Contrairement au Canada, le droit néo-zélandais n'est pas limité par une charte des droits. Mais selon Patrick Taillon, professeur de droit à l'Université Laval, une interdiction semblable serait moins difficile à implanter au pays qu'on le croit.
« La faute est à la fois le remède. On veut respecter le fait qu'une partie de la population est dépendante et peut difficilement décrocher […] Mais si on n'a jamais fumé, l'interdiction n'est pas de la même nature », souligne-t-il en entrevue à l'émission d'Isabelle Richer.
M. Taillon fait un parallèle avec la loi interdisant aux compagnies de tabac d'afficher des publicités, adoptée en 1988.
Ce qui est intéressant, c'est que la mesure serait plus radicale que l'interdiction de la publicité, mais peut-être plus facile à justifier […] Il y a une cohérence de dire que ceux qui sont déjà dépendants ont une clause grand-père, et ceux qui n'y ont jamais goûté on va les protéger.
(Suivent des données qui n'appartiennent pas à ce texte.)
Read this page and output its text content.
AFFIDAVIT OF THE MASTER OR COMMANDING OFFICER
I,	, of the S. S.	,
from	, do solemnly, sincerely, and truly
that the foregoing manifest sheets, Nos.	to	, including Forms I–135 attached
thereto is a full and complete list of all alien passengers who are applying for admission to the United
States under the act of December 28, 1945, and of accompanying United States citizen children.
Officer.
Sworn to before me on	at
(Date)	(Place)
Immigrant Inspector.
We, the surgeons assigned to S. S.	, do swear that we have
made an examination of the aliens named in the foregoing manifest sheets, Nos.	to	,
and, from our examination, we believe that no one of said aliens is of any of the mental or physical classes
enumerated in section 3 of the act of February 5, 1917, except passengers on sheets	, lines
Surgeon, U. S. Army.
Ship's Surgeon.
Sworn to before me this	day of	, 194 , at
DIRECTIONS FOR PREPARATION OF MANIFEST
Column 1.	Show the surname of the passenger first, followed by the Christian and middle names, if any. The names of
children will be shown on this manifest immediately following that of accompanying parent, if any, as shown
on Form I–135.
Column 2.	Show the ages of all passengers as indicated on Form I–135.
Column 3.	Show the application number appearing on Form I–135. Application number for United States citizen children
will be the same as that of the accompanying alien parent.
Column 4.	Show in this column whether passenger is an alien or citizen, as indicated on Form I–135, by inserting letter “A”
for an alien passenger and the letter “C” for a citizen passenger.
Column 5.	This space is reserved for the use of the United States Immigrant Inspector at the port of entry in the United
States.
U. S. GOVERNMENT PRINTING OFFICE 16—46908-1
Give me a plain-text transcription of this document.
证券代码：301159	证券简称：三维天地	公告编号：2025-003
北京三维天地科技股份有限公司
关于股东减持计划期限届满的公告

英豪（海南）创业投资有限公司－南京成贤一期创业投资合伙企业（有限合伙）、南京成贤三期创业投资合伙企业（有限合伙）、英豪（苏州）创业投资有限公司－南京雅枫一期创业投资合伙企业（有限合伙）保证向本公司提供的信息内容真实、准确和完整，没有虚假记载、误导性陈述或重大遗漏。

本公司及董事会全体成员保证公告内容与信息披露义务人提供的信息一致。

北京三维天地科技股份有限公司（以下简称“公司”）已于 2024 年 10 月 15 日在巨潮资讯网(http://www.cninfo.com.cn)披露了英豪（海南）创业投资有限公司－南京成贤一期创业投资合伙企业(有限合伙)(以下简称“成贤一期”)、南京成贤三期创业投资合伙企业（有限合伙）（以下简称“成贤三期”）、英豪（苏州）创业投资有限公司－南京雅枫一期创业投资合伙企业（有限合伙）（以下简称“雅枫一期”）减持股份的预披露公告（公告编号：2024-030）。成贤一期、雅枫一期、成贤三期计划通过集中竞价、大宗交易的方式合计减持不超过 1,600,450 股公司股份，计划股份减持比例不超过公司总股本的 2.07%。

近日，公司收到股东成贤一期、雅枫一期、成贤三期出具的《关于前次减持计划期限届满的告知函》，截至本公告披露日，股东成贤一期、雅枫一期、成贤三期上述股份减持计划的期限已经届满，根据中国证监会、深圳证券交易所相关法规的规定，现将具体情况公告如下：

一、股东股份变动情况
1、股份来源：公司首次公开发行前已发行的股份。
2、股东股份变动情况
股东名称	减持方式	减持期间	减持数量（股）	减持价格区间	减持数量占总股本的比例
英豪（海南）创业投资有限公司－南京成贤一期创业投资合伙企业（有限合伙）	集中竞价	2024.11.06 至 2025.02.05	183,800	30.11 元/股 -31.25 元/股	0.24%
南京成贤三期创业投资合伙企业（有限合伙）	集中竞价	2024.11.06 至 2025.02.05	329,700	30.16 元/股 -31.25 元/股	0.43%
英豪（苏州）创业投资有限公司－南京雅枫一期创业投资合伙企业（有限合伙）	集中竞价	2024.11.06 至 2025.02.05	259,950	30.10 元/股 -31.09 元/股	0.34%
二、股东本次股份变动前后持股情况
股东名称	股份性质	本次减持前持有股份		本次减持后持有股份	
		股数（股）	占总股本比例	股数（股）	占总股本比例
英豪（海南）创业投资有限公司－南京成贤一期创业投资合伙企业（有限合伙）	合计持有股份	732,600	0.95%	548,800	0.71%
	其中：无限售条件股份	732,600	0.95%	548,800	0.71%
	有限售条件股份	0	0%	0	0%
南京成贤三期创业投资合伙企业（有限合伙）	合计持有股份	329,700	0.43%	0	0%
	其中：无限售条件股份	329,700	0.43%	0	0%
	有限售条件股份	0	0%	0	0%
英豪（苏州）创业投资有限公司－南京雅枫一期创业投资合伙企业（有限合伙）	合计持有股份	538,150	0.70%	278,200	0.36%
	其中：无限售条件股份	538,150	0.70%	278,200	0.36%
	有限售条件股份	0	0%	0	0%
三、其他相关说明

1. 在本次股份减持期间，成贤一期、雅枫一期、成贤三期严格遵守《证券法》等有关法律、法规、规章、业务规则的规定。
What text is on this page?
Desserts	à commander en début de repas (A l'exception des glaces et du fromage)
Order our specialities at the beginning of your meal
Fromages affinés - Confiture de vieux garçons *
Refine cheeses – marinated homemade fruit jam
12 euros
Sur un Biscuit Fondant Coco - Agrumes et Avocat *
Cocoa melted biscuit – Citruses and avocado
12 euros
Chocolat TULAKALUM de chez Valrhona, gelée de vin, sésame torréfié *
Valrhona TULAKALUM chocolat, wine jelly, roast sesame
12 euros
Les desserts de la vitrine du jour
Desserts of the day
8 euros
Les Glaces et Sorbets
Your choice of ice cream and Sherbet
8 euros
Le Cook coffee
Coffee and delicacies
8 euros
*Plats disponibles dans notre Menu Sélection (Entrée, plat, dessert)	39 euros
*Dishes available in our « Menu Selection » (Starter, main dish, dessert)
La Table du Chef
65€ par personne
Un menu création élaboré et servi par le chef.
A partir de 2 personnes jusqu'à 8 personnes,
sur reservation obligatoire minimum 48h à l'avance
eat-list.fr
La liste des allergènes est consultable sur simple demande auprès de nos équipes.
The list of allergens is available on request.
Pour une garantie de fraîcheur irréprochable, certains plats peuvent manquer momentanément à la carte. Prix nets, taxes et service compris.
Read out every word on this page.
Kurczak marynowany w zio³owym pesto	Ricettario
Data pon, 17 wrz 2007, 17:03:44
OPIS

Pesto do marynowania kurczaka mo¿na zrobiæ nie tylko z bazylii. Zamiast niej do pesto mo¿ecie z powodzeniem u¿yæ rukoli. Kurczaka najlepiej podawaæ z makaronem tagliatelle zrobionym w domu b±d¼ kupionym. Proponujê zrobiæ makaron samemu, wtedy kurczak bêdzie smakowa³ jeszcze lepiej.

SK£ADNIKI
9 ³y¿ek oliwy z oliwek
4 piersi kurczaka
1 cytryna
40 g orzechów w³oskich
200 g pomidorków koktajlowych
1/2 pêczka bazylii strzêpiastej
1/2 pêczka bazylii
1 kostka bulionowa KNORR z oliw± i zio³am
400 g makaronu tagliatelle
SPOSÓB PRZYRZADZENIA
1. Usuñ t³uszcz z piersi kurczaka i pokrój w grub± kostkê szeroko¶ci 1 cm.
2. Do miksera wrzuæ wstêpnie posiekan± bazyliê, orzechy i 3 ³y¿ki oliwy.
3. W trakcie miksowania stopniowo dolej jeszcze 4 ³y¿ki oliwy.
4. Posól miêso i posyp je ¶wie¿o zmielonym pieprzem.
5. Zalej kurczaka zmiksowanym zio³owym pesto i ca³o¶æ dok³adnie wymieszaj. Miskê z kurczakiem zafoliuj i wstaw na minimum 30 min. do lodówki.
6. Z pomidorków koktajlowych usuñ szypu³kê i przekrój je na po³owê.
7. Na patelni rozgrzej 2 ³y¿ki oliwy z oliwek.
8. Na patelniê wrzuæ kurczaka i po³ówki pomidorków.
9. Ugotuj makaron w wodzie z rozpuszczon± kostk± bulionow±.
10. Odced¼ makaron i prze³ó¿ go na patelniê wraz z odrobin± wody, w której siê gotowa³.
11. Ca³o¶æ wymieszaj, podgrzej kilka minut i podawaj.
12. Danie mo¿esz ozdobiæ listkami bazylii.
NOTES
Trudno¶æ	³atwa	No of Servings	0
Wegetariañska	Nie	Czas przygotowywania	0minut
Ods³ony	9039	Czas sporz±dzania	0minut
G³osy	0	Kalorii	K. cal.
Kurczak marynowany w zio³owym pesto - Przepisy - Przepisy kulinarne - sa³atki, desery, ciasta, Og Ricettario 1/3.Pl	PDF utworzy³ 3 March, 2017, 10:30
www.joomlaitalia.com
Selon M. Taillon, l'argument de la discrimination fondée serait peut-être difficile à manier pour les compagnies de tabac. On ne dit pas que les jeunes ont moins de dignité en retirant le tabac du marché
, ajoute-t-il.

Les effets pervers de l'interdiction
L'interdiction totale de la vente de tabac, même si elle s'étale sur des décennies, n'a pas que des effets positifs, note un autre professeur.
Au contraire, la Nouvelle-Zélande adopte une mauvaise approche, estime Jean-Sébastien Fallu, professeur en psychoéducation et spécialiste des questions de légalisation des drogues, en entrevue au 15-18.
Viser une société sans tabac, le prohiber totalement, je pense que c'est non seulement une mauvaise approche, mais c'est à contre-courant des connaissances qui se développent dans le domaine des politiques sur les drogues.
M. Fallu précise que l'interdiction crée une attraction pour le produit pour certaines personnes. On met ainsi à risque les individus plus marginalisés.
La disparition de la vente légale de cigarettes et autres produits du tabac favoriserait aussi le marché noir. Le tabac ne disparaîtra pas complètement, c'est le crime organisé qui va le gérer
, dit le professeur.
M. Fallu mentionne que le Québec a beaucoup réduit son taux de tabagisme avec de la stigmatisation douce
, comme des campagnes publicitaires antitabac.
Le taux de tabagisme en Nouvelle-Zélande est de 8 %. Ce chiffre se situe à 11 % pour le Canada et à 12 % pour le Québec.